In response to the outcry, Clyde’s Restaurant Group, which manages the Tombs, reversed course yesterday afternoon, dropping the $5 cover.
“This decision was driven by the increasing costs associated with operating as a nightclub after 10 PM, including the expense of hiring a DJ and the additional security now required,” Clyde’s President John McDonnell told Washingtonian in a written statement. “Unfortunately, offering this experience at no cost is no longer financially sustainable.” McDonnell also said that Clyde’s takes student feedback “seriously” and it will “pause the cover charge” to asses whether the Tombs should shift back to being a “traditional restaurant” on weekend nights, but without the $5 cover.
On September 4, a sign appeared out front of the establishment announcing the change. Catherine Alaimo, a senior and a reporter for the student paper The Hoya, says the news spread like wildfire, immediately inspiring outcry. Someone created an Instagram account, @tombs_cover_boycott, with a mission statement to “stand together in solidarity to oppose the senseless $5 cover.”
“It gained a ton of followers, basically the whole senior class overnight,” Alaimo says.
Meanwhile, a Change.org petition that garnered over 700 signatures complained that “monetizing this sacred space feels like a betrayal.” And student government leaders put out a statement saying their “administration condemns the new cover charge” and that they were “in contact with Tombs trying to resolve this matter.”
Students were pretty much united behind the boycott, Alaimo says. One senior, Meghan McGorty, who crossed the picket line for a friend’s birthday, tells Washingtonian, that when she went “the vibes were SO off.”
Alaimo sympathizes with the Tomb’s reasoning for instituting a cover charge, but agrees it made made the bar feel less special. “Instead of a place where you could run into people you knew [from] all your clubs, your freshman year dorm, a classmate you had, it’s kind of this more exclusive, rarefied circle,” she says. “It kind of leaves a little bit of a bad taste in my mouth, personally.”
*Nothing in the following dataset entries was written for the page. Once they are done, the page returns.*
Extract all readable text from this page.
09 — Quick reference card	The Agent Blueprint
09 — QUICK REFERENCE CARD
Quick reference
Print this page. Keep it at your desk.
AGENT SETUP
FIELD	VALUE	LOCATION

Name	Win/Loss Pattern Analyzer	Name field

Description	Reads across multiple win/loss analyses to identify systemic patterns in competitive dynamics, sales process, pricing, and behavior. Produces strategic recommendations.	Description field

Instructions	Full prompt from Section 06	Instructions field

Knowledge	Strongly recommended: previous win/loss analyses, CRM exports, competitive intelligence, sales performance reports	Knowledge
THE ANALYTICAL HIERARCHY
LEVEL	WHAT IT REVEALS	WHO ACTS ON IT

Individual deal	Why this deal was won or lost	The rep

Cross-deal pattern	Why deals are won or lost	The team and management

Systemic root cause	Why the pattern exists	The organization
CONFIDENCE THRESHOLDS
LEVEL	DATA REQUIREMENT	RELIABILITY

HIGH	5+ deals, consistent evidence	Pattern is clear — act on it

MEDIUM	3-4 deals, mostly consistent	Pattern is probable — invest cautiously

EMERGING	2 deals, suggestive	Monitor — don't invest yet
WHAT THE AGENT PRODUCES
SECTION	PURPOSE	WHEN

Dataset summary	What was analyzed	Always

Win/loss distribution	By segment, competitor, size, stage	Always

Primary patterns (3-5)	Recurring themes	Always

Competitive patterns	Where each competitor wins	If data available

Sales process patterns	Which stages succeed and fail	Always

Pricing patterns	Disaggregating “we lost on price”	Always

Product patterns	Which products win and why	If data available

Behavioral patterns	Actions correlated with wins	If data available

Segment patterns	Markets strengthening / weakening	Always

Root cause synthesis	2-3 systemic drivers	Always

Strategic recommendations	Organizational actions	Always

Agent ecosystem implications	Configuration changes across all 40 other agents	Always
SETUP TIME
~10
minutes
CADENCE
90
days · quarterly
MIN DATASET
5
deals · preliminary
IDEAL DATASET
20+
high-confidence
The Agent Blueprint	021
Reached after the cover charge had been suspended, Alaimo welcomed the news. “I appreciate that Clyde’s Restaurant Group is heeding the concerns of students and suspending the cover,” she texted. “I hope that going forward, The Tombs can continue to take student input into account as they work out a financially viable situation that still preserves the classic student experience my friends and I cherish.”